Rapid Fire Reviews: Cam Boucher/Field Medic, Step Brother/moving away from people

Posted: by The Editor

Valentine’s Day is often about being together, but I say it’s all about the splits. Luckily for me, four great musical acts decided to come together in the spirit of love—and split up.

cam field medic

Cameron Boucher/Field Medic — Split

Firstly, Cameron Boucher of Sorority Noise and Run For Cover’s new solo powerhouse Field Medic dropped a Valentine’s Day split on Boucher’s label, Flower Girl Records, and it is a lo-fi masterpiece. Field Medic starts off the album with a mellow, full-band track that explores the experience of living with someone you love. It’s a very meta song, as the singer references his stints on tour and how he has nowhere to stay anymore. The song closes out with a refrain that asks you to look to the future, like “everyday’s tomorrow.”His second track is a slower, stripped down song thats’ reminiscent of Fionn Regan’s subtle picking style and melodic lilt. The simplistic accompaniment of the soft guitar lends very well to Field Medic’s gentle voice, as he sings about the ways that he loves another. It’s an easy listen for a romantic night or a moment alone, whether it’s Valentine’s Day or not.

Cam Boucher’s tracks are equally as resonant and beautiful. It shows a side of him we see occasionally in things like Joy, Departed’s “Fuchsia” and the Alone  7”. It’s a vulnerable moment where the singer is detached from his band and takes on a new style. “Of Alaska” is an instant low-key hit.T he second track on his half blends seamlessly from the first, and it all feels like one pleasant ballad. There’s less of the lo-fi, bedroom pop quality of Field Medic’s side, but the ethereal orchestral additions are, although something we’ve come to expect from Boucher, as engrossing as ever. 


step brother moving away

Step-Brother/Moving Away From People — Split

Plymouth, MA based indie label Happy Dog Records also happened to release a Valentine’s split of their own, featuring an acoustic song from both Californian artist Step-Brother and Poughkeepsie, NY artist Moving Away From People (a member of HDR band, No Momentum). Step-Brother’s track, the adoringly titled “Ur an idiot Steve Harrington”, rests on heavy bass notes and conveys much more aggressively passionate emotion than the songs on the Boucher/Medic split. This is less of a love song and more of a lamentation on lost love.

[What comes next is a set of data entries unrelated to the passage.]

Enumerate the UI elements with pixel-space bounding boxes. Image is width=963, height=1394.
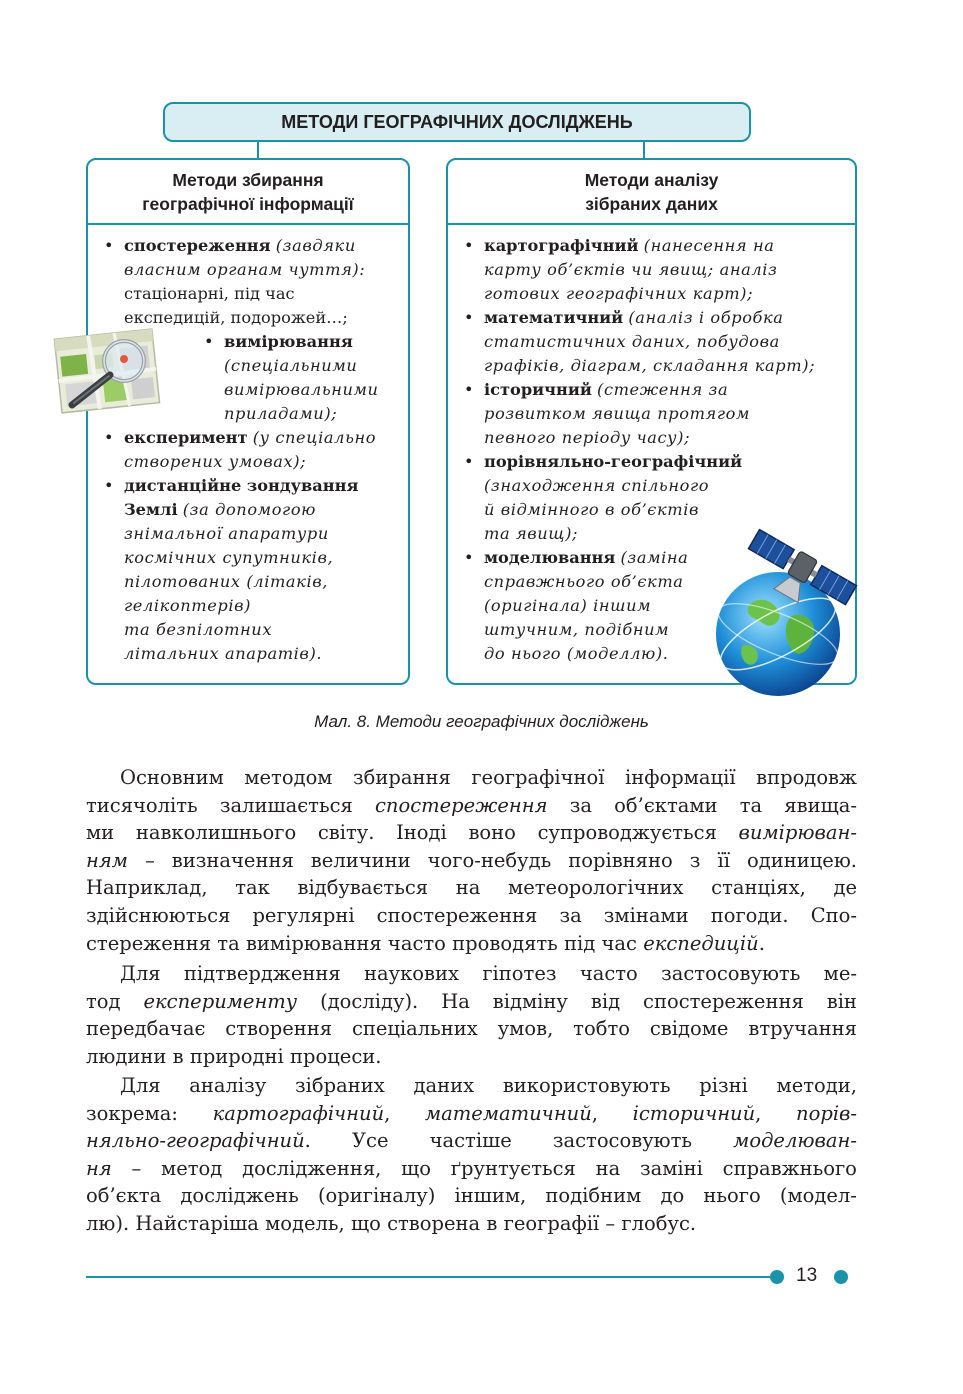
word: до	[660, 1184, 685, 1208]
word: що	[401, 1156, 431, 1180]
word: одиницею.	[747, 848, 857, 872]
list-item	[102, 234, 402, 330]
panel-heading	[88, 160, 408, 223]
item-line	[124, 258, 402, 282]
word: час	[601, 931, 637, 955]
text-line	[86, 1043, 857, 1071]
method-description: гелікоптерів)	[124, 596, 252, 615]
footer-rule	[86, 1276, 770, 1278]
word: в	[172, 1044, 184, 1068]
method-name: історичний	[484, 380, 592, 399]
word: Основним	[120, 766, 224, 789]
word: відбувається	[297, 876, 429, 900]
word: Для	[120, 962, 161, 985]
item-line	[124, 642, 402, 666]
page-number: 13	[796, 1265, 818, 1286]
method-description: й відмінного в об’єктів	[484, 500, 699, 519]
word: явища-	[784, 793, 857, 817]
word: ми	[86, 821, 115, 845]
word: процеси.	[290, 1044, 382, 1068]
word: він	[826, 989, 857, 1013]
heading-line: Методи збирання	[172, 169, 324, 190]
word: іншим,	[454, 1184, 527, 1208]
word: Усе	[351, 1129, 389, 1153]
word: географії	[503, 1211, 600, 1235]
bullet: •	[464, 380, 474, 399]
word: порівняно	[568, 848, 673, 872]
item-line	[484, 426, 852, 450]
word: наукових	[364, 962, 460, 985]
word: нього	[703, 1184, 761, 1208]
method-description: статистичних даних, побудова	[484, 332, 780, 351]
method-description: справжнього об’єкта	[484, 572, 684, 591]
word: та	[739, 793, 763, 817]
word: навколишнього	[135, 821, 297, 845]
word: змінами	[603, 903, 689, 927]
item-line	[484, 402, 852, 426]
word: математичний,	[425, 1101, 598, 1125]
word: –	[605, 1211, 616, 1235]
divider	[448, 223, 855, 225]
method-name: спостереження	[124, 236, 271, 255]
bullet: •	[464, 548, 474, 567]
method-description: приладами);	[224, 404, 338, 423]
item-plain-line: стаціонарні, під час	[124, 284, 295, 303]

Moving Away From People quells the aggression a bit, but continues that lo-fi feel that faded in from Step-Brother’s song. Light synth melodies dance in and out of the bridges of the song, ending with a short overture of warbling effect that fits the mood well. A standout line like, “We’ll do our best but it might take some time// it’s time I just don’t have,” encapsulates the emotion that this particular split is conveying about love and the message of Valentine’s Day; it isn’t all cards and flowers, sometimes love is rough.